Your personal brand is more than just the brand statement you use as your elevator pitch when you introduce yourself in real-life encounters or to market yourself in your paper and online career marketing communications (resume, bio, LinkedIn profile, website, etc.).
Your brand is your reputation – the perception of you held by the external world. It is the combination of personal attributes, values, drivers, strengths, and passions you draw from that differentiates your unique promise of value from your peers, and helps those assessing you to determine if they should hire you or do business with you.
You need to identify those qualities and characteristics within you and communicate a crystal clear, consistent message across multiple channels – online and offline – designed to resonate with your target audience.
I have developed the following 10-step brand assessment and defining exercises based on my training as a Reach Certified Personal Branding Strategist. I use them to guide my clients through their executive brand development. Be prepared to devote time to this. In the end, I think you'll find your efforts are eye-opening and invigorating.
1. What are your vision and purpose?
Look externally at the bigger picture of your vision for the world, and then internally at how you might help the world realize your vision.
Think about one world problem you would like to see solved or one area of life that you want to see transformed or improved. This is your vision.
What role might you play in making your vision happen? This is your purpose.
2. What are your values?
Your values are your guiding principles – things like:
Balance, being the best, agility, calmness, challenge, decisiveness, perseverance, drive, honesty, integrity, pragmatism, sensitivity, structure, teamwork, sharing, vitality, zeal.
3. What are your passions?
What do you most enjoy doing – in your personal life and work life? Think about the activities, interests, or conversational topics that fascinate and energize you. Your passions make you get out of bed at 6 a.m. on a Saturday morning or get you talking enthusiastically with others. How do your passions converge with what you are best at doing?
4. What are your top goals for the next year, 2 years, and 5 years?
Work on projecting what you intend to accomplish so you can put together a strategic action plan to get there.
5. What are your top brand attributes? What 3 or 4 adjectives best describe the value you offer? What words do you use to define your personality?
Once you pinpoint what you feel are the right kinds of words, it’s a good idea to consult a thesaurus to precisely nail the exact words. Here are some possibilities, but don’t limit yourself to these:
Collaborative, resilient, forward-focused, risk-taking, connected, international, visionary, diplomatic, intuitive, precise, enterprising, ethical, genuine, accessible.
6. What are your core strengths or motivated skills?
In what functions and responsibilities do you excel? For what things are you the designated “go-to” person? What gap would your company be faced with if you left suddenly? The possibilities are endless, but here are a few suggestions:
Analyzing, collaborating, leading, delegating, empowering others, forecasting, crunching numbers, anticipating risk, mentoring, visioning, selling, innovating, managing conflict, defining needs, writing, listening, communicating.
7. Get feedback from those who know you best – at work, at home, anywhere.
The true measure of your brand is the reputation others hold of you in their hearts and minds.
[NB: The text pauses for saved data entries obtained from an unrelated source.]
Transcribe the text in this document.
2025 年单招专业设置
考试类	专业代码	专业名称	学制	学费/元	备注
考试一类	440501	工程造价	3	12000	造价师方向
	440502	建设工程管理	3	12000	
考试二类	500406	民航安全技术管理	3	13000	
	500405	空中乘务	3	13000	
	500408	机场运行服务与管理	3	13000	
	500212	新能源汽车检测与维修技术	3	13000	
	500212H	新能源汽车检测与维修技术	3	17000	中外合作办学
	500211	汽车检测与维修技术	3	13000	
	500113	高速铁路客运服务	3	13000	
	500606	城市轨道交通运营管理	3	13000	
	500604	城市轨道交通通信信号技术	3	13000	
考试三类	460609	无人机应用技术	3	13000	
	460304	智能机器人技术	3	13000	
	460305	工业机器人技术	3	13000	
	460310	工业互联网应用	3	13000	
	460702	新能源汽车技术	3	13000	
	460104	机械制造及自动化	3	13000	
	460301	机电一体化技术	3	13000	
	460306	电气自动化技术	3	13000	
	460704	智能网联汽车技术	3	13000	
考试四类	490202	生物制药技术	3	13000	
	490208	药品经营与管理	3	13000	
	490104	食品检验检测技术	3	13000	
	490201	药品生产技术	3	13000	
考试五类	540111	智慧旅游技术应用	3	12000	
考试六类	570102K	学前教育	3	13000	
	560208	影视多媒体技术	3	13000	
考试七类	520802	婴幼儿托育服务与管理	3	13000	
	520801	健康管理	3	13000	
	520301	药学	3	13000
Notice how they introduce you to others. Ask them what your top brand attributes and core strengths are. How does your self-assessment jibe with their feedback? The 360° Reach Personal Brand Assessment, a confidential, web-based tool that collects anonymous 360-degree feedback in real time from your choice of respondents, is a good option to accomplish this step and the basic account is free.
8. Do a SWOT analysis (Strengths – Weaknesses – Opportunities – Threats).
Strengths and weaknesses are internal, and speak to your potential value to an employer. Opportunities and threats are external, and help you foresee what you’re facing in next career steps.
SWOT is an invaluable personal branding exercise that also helps prepare you for interviewing and future career growth and stability.
9. Who is your target audience?
Determine where you want to work (kind of job position and industry). Learn what decision makers in that field are looking for when they’re assessing candidates. Create your personal brand messaging around what keywords and content will attract them. Find out where those decision makers hang out, position yourself in front of them, and capture their attention.
10. Who is your competition in the marketplace and what differentiates you from them?
What do the people competing for the same jobs as you typically have to offer? What is it about you that makes you the best hiring choice? What added value do you bring to the table that no one else does?
The work involved in uncovering and defining your personal brand may seem daunting, but your efforts will benefit you immeasurably. In your job search, defining and communicating your personal brand can help pre-qualify you as a good fit and strategically position you to land your next great gig faster.